«Степенная книга» рассказывает, что летом 1547 года Василий Блаженный молился на Остроге в Вознесенском монастыре, перед срубленной из дерева церковью Воздвижения. Молясь же, рыдал он, лия слезы горькие. Проходящий мимо люд посмеивался: мол, причины нет никакой, а глупый плачет. Юродивый же с печалью великой говорил: «Смеётесь напрасно, сегодня глупый за весь город плачет, завтра весь город рыдать будет».
На следующий день, 23 июня, Воздвиженская церковь загорелась, «буря велика» усиливала огонь, и он стал стремительно распространяться по Москве. Город превратился в пылающий костер, над которым клубились тучи густого дыма. Деревянные постройки исчезали, каменные здания разрушались, железо становилось рдяным, а медь текла, как в горниле.

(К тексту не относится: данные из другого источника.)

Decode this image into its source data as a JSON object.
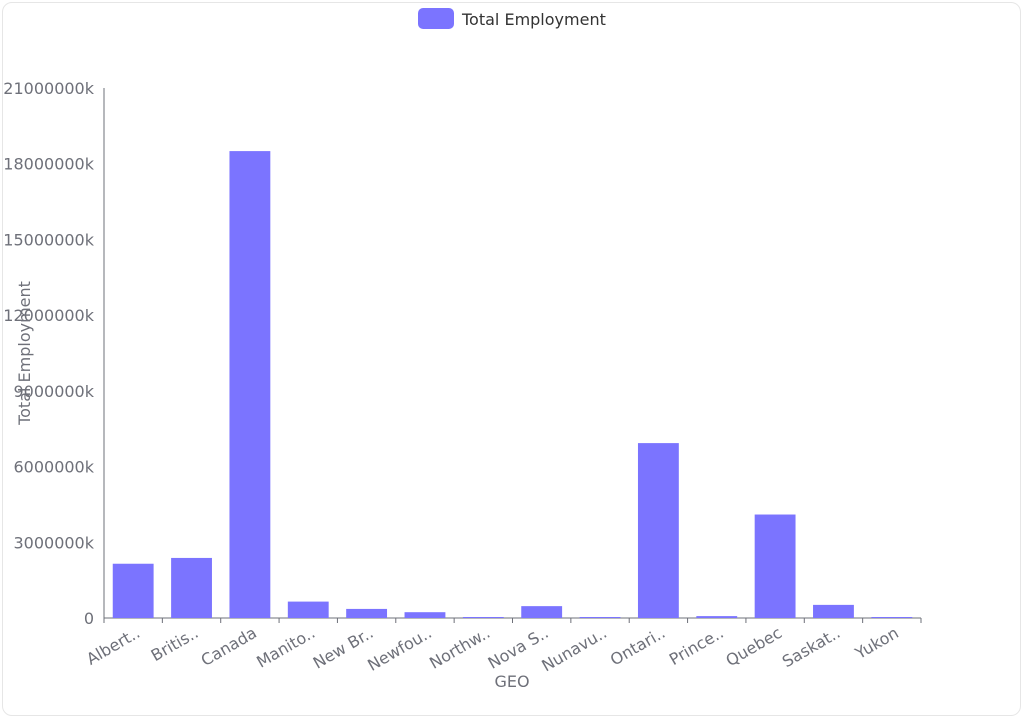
{
  "chart_data": {
    "type": "bar",
    "categories": [
      "Albert..",
      "Britis..",
      "Canada",
      "Manito..",
      "New Br..",
      "Newfou..",
      "Northw..",
      "Nova S..",
      "Nunavu..",
      "Ontari..",
      "Prince..",
      "Quebec",
      "Saskat..",
      "Yukon"
    ],
    "series": [
      {
        "name": "Total Employment",
        "color": "#7b74ff",
        "values": [
          2150000,
          2380000,
          18500000,
          650000,
          360000,
          230000,
          25000,
          470000,
          15000,
          6930000,
          75000,
          4100000,
          520000,
          25000
        ]
      }
    ],
    "yticks": [
      "0",
      "3000000k",
      "6000000k",
      "9000000k",
      "12000000k",
      "15000000k",
      "18000000k",
      "21000000k"
    ],
    "ylim": [
      0,
      21000000
    ],
    "xlabel": "GEO",
    "ylabel": "Total Employment",
    "legend": "top-center",
    "grid": false
  }
}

Молодой самодержец Иван Васильевич, пять месяцев всего как сидевший на престоле, в ужасной спешке оставил охваченный огнем город и укрылся в селе Воробьево. Оттуда, с гор Воробьевых, он и наблюдал, как Москва выгорает: огонь уничтожил треть всех построек города, что до погибших, Карамзин говорит, что было найдено 1 700 обгорелых тел.
Спустя три дня, 26 июня, лишившийся в одночасье и имущества, и крова московский люд, который подбивали бояре, ворвался в Кремль и стал требовать выдачи литовской родни царя, «литвинов» Глинских. По Москве стали распространяться слухи, что город спален был посредством колдовства, и молва обвинила в том «волхвования» бабки Ивана IV, княгини Анны. Она будто бы разрывала могилы и вырезала у покойников сердца, потом сушила их и, истолчив в порошок, добавляла в воду. Этой огненной, колдовской водой она, превратившись в сороку, окропляла дома и улицы города, летая над Москвой. Еще говорили среди народа, что Василий Блаженный, который предсказал страшное бедствие, якобы тоже летал над Москвой, гнал прочь сороку, защищая тем самым город.

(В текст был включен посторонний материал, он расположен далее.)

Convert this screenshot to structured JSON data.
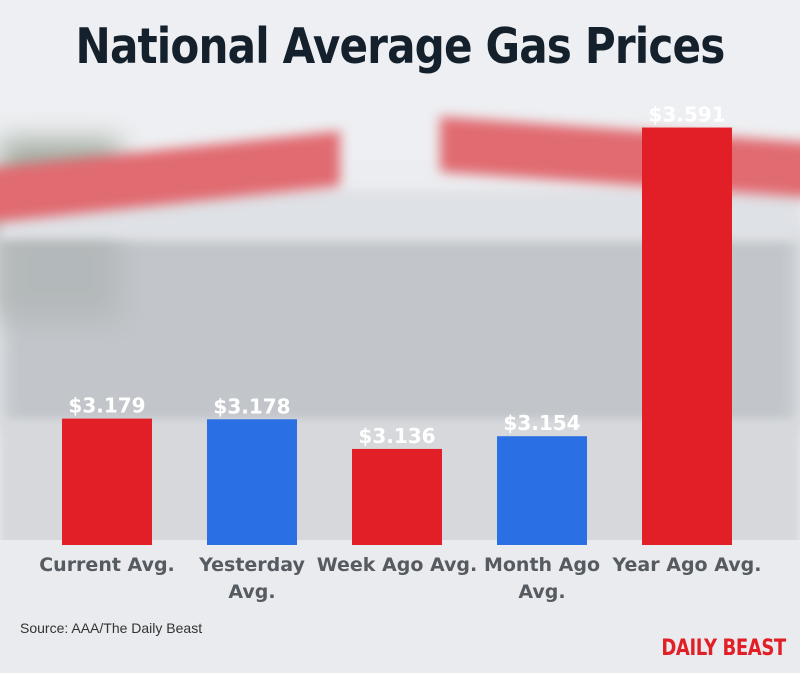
{
  "title": "National Average Gas Prices",
  "source": "Source: AAA/The Daily Beast",
  "brand": "DAILY BEAST",
  "colors": {
    "red": "#e21f26",
    "blue": "#2a6fe3",
    "title": "#14202c",
    "brand": "#e21f26"
  },
  "chart_data": {
    "type": "bar",
    "title": "National Average Gas Prices",
    "ylabel": "",
    "xlabel": "",
    "ylim": [
      3.0,
      3.63
    ],
    "grid": false,
    "categories": [
      {
        "lines": [
          "Current Avg."
        ]
      },
      {
        "lines": [
          "Yesterday",
          "Avg."
        ]
      },
      {
        "lines": [
          "Week Ago Avg."
        ]
      },
      {
        "lines": [
          "Month Ago",
          "Avg."
        ]
      },
      {
        "lines": [
          "Year Ago Avg."
        ]
      }
    ],
    "values": [
      3.179,
      3.178,
      3.136,
      3.154,
      3.591
    ],
    "labels": [
      "$3.179",
      "$3.178",
      "$3.136",
      "$3.154",
      "$3.591"
    ],
    "bar_colors": [
      "red",
      "blue",
      "red",
      "blue",
      "red"
    ]
  }
}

С тех пор еще большего уважения сподобился блаженный. Тем не менее однажды он еще раз был крепко бит. Не могли удержаться ужаснувшиеся и возмущенные паломники, когда возле ворот Варварских, у церкви тамошней Василий расколотил камнем писанный на доске и считавшийся в народе чудотворным образ Богородицы. После того, как они поколотили юродивого, богомольцы осколки образа собрали и в храм понесли: даже разбитая икона не должна на земле валяться, грязью под ногами скверниться. Попытавшись сложить и очистить образ, священники обомлели: под красочным слоем с ликом Божьей Матери, так, что его было невозможно заметить, скрывалась изображение черта, так называемая «дьявольская харя». Только покровительство святое позволяло Василию, юродивому «Христа ради», распознать дьявола там, где никому тот был не виден, и предотвращать страшные кощунства.
После происшествия этого ни один человек больше руки не поднимал на Василия, несмотря на то, что блаженный продолжал совершать странные поступки. А мальчишек, которые камешки ему в спину бросали, он будто и не замечал вовсе: что, мол, взять, с детворы несмышленой. За подаяния же благодарил всегда, будь то горбушка черствая или пряник сдобный. Что из платья приносили ему, то он другим сирым отдавал. Грош поданный — тоже, а то и богатому вручал, со словами: «Возьми, везучий, денежку. Для тебя, многим владеющего, и копейка прибыль. А я ничего не имею, меня грош один богаче не сделает».
Иван Грозный как-то позвал блаженного Василия к себе в палаты царские, приласкал, разговоры с ним водил. А когда пришло время прощаться, то попросил он божьего человека поведать, когда смерть его, царя, придет.
Юродивый лоб нахмурил, задумался, но ответил без утайки:
— Знамение тебе о том будет. Над Ивана Великого колокольней огнем крест в небе загорится. Увидишь такое, так и знай: час твой смертный пришел.
— Что мне смерть принесет? — осведомился самодержец. — Каленая стрела, булатный меч или человеково злодейство?
— Смертельный яд в кубке поднесет тебе слуга твой из самых приближенных. Однако имя его, государь, открыть тебе не могу, не гневайся.
Грозный, чей вид один заставлял трепетать и страх ужасный испытывать многих людей, юродивому московскому спускал все дерзости его, все слова непочтительные: склонный к мистицизму русский монарх считал, что Василий Блаженный провидит сердца и мысли людские. Однажды ему самомолично довелось в этом убедиться.
В тот раз во время богослужения в храме царь, вместо того, чтобы слушать молитву и самому молиться, мыслями пребывал на Воробьевых горах, где строился его новый дворец. Иоанн Грозный размышлял про обустройство и украшение дворцовых палат.